Simultaneous structure discovery and parameter estimation in gene networks using a multi-objective GP-PSO hybrid approach

This paper presents a hybrid algorithm based on Genetic Programming (GP) and Particle Swarm Optimisation (PSO) for the automated recovery of gene network structure. It uses gene expression time series data as well as phenotypic data pertaining to plant flowering time as its input data. The algorithm then attempts to discover simple structures to approximate the plant gene regulatory networks that produce model gene expressions and flowering times that closely resemble the input data. To show the efficacy of the proposed approach, simulation results applied to flowering time control in Arabidopsis thaliana are demonstrated and discussed.

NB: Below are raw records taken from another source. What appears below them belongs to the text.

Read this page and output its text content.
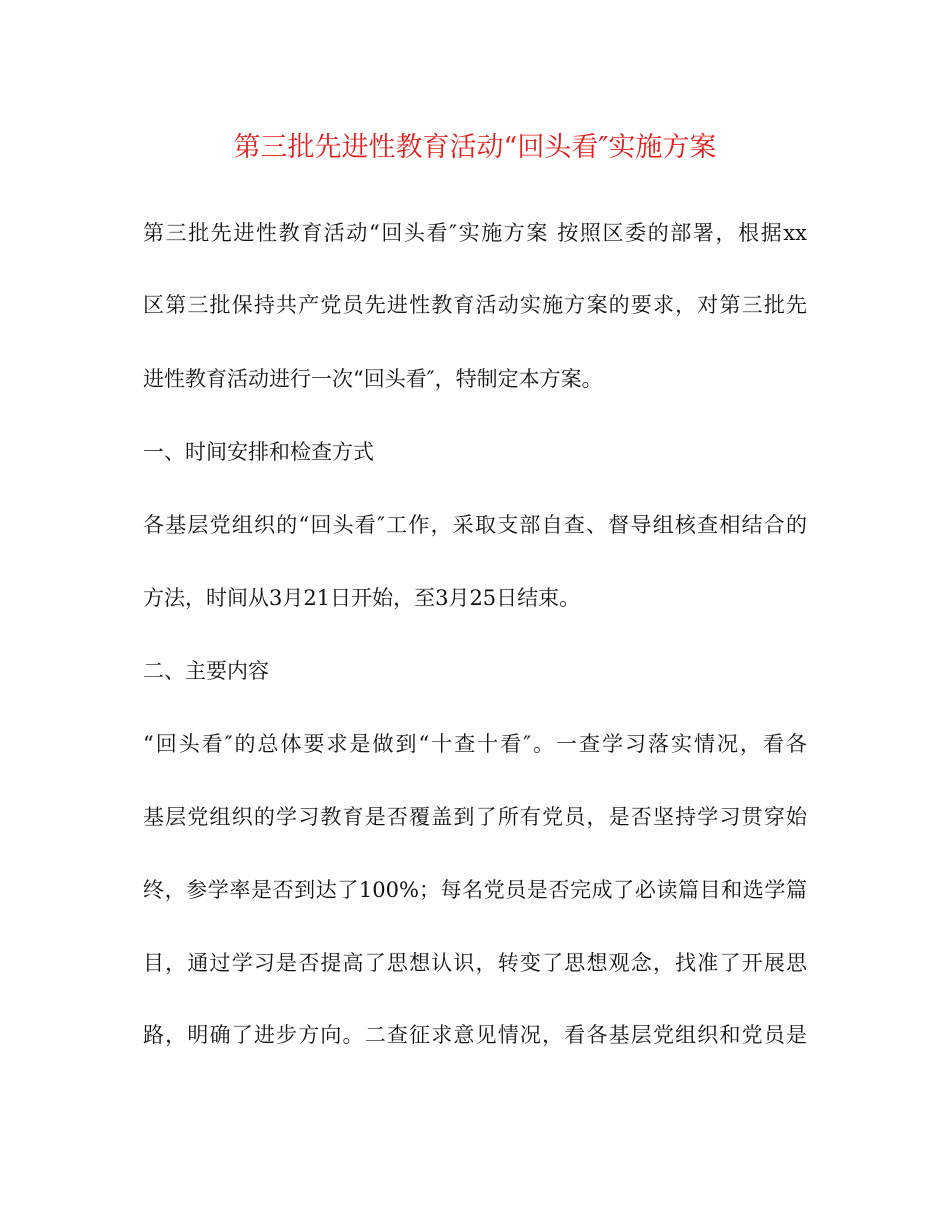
第三批先进性教育活动“回头看″实施方案
第三批先进性教育活动“回头看″实施方案 按照区委的部署，根据xx
区第三批保持共产党员先进性教育活动实施方案的要求，对第三批先
进性教育活动进行一次“回头看″，特制定本方案。
一、时间安排和检查方式
各基层党组织的“回头看″工作，采取支部自查、督导组核查相结合的
方法，时间从3月21日开始，至3月25日结束。
二、主要内容
“回头看″的总体要求是做到“十查十看″。一查学习落实情况，看各
基层党组织的学习教育是否覆盖到了所有党员，是否坚持学习贯穿始
终，参学率是否到达了100%；每名党员是否完成了必读篇目和选学篇
目，通过学习是否提高了思想认识，转变了思想观念，找准了开展思
路，明确了进步方向。二查征求意见情况，看各基层党组织和党员是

A particle swarm optimization approach for estimating parameter confidence regions

Point estimates of the parameters in real world models convey valuable information about the actual system. However, parameter comparisons and/or statistical inference requires determination of parameter space confidence regions in addition to point estimates. In most practical applications, the relation of the parameters to model fitness is highly nonlinear and noisy data leads to further deviations. Thus the confidence regions obtained by using locally linearized models are often misleading. Uniform covering by probabilistic rejection (UCPR) is a robust technique that has been developed to solve this problem, and has been proven to be more efficient than other approximate random search techniques. In this paper, we propose a contour particle swarm optimization (C-PSO) technique and compare its performance against UCPR in predicting the confidence regions. Results indicate that for problems with low number of parameters, both the algorithms are quite comparable. However, real world models such as genetic networks have a large number of parameters and the UCPR fails in finding good convergence due to its limited search capabilities. In such problems, the C-PSO technique was able to find the confidence regions with better resolution and efficiency.

Discovering structures in gene regulatory networks using genetic programming and particle swarms

In this paper, we describe a Genetic Programming and Particle Swarm Hybrid algorithm for Gene Network discovery.